I yawn and rest my head on my pillow. My room is empty, dark and cold. I think of Amir and his family. For a while it was like they were all in here with me, laughing and talking. I close my
eyes. I imagine Amir sitting at the table. I can see Shukra, Ajala and Guru smiling with their knives and forks in their hands. Abha holds out her hand and tells me to pass her my plate. Ajala asks
me if she can get me some water. I nod. Abha passes my plate back. It’s piled high with chicken and potatoes. She smiles. ‘It’s nice to have you here, Joe.’

Amir picks up a glass and holds it in the air. ‘Friends,’ he says.

I nod. My headphones slip down onto my neck. I open my eyes. They’ve all disappeared like ghosts.

11 years, 3 months and 7 days

It’s 9 o’clock in the morning and the doctors have already been and gone. They think I’m getting better; my whites are back up over 3000 and my temperature is
going down. I feel better too. I can walk around the room without holding onto my bed and they’re letting me go to the toilet without a nurse having to wait outside.
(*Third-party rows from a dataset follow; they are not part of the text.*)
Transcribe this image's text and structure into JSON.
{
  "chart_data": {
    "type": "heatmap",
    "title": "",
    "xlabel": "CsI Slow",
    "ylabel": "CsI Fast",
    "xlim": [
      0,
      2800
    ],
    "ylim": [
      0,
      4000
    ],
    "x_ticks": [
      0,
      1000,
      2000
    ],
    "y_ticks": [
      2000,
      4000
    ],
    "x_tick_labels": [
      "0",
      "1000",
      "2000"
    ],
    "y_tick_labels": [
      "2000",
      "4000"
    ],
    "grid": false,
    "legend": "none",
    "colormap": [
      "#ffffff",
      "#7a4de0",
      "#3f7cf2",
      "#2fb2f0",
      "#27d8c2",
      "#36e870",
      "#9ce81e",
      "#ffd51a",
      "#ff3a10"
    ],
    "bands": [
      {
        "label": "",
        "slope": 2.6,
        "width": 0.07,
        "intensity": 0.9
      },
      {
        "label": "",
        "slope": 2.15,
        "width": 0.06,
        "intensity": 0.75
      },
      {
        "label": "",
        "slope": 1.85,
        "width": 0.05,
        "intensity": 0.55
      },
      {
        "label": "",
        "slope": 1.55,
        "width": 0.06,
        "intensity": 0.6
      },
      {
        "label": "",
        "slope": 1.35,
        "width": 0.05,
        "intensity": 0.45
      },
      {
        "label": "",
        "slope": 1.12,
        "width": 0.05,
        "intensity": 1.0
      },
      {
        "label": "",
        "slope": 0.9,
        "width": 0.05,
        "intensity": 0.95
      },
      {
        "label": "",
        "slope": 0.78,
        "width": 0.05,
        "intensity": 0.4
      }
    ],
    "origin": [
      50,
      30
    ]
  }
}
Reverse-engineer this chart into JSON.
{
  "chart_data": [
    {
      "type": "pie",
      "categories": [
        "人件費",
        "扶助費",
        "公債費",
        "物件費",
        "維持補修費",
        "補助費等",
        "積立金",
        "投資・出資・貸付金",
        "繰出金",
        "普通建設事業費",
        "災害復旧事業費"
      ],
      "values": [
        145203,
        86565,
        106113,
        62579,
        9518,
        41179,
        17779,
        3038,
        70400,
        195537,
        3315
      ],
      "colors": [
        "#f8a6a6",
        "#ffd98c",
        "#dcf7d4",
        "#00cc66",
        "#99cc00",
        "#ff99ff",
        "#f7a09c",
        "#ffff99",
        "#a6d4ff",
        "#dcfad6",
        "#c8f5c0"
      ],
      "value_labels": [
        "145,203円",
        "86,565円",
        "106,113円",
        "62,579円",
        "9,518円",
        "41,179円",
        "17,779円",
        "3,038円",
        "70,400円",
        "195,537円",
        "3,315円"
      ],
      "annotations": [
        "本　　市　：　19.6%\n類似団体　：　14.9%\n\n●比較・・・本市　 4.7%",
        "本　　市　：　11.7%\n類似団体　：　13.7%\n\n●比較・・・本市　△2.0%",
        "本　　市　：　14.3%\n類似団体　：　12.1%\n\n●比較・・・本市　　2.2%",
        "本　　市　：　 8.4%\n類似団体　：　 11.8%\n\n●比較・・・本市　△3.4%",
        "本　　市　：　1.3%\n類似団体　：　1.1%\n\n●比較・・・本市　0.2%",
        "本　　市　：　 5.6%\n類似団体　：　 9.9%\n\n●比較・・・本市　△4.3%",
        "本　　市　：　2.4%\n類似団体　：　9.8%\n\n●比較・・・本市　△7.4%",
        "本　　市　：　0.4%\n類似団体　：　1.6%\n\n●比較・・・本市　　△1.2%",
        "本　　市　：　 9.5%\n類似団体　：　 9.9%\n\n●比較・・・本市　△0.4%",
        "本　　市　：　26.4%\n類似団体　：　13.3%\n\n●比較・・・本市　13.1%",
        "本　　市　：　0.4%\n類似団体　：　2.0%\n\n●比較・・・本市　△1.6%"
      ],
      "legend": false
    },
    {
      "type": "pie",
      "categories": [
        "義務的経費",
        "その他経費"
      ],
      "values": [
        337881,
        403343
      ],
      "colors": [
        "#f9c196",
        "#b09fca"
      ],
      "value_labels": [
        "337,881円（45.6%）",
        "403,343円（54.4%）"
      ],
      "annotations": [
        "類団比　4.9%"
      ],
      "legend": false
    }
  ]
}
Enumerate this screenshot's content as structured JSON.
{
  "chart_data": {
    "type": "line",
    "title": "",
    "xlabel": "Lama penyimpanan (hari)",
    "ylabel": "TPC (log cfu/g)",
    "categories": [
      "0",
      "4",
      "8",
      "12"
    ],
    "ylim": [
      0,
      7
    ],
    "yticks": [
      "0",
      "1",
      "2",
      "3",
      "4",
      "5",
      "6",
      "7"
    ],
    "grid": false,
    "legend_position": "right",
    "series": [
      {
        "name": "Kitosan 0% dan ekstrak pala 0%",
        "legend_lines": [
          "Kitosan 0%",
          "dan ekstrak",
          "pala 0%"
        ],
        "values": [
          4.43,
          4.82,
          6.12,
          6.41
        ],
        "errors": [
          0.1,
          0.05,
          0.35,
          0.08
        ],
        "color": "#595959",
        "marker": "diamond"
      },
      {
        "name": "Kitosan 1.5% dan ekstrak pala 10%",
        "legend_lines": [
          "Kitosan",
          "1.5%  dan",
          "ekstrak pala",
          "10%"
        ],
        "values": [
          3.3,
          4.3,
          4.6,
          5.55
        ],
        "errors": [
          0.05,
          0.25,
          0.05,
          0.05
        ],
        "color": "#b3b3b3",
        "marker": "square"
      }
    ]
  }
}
Dr Moore said he thinks
the worst is over. He smiled and ruffled my hair when he said that. Then he looked at my screens and shook his head.

‘Young man,’ he said. ‘You might be feeling better but I think you should give your eyes a rest.’

‘I will,’ I said. (I won’t.)

I’ve been watching the screens all week. First I watched all my favourite films one after the other. I watched Thor beat up Loki and throw him off a cliff; I watched Captain America, the
Falcon and Black Widow take down Hydra, and Greg came and sat with me to watch Spidey stop the Lizard. The next day I searched through all the channels but all I could find was the news from all
the countries in the world and talk shows with people shouting at each other in languages I couldn’t understand.

I’ve been watching the CCTV too. The men digging the road outside have passed the hospital doors and are on their way to Starbucks. It’s got so hot that they’ve bought in huge
floodlights so they can work at night. Two days ago a truck delivered three massive rolls of copper. Amir said it’s to increase the magnetic field so the alien ship can hover and not actually
touch the ground. He said it’s called Maglev. I looked it up on my laptop. It didn’t say anything about aliens or spaceships but there’s a railway being built with magnets to
propel trains in Japan.

The door clicks open. I pick up the remote.

Greg walks in and glances at the screens. A JCB jerks along the road, lowers its claw and digs at the ground.

‘Mate, come on, you’ve got to get dressed sometime.’ He puts clean clothes on the back of my chair.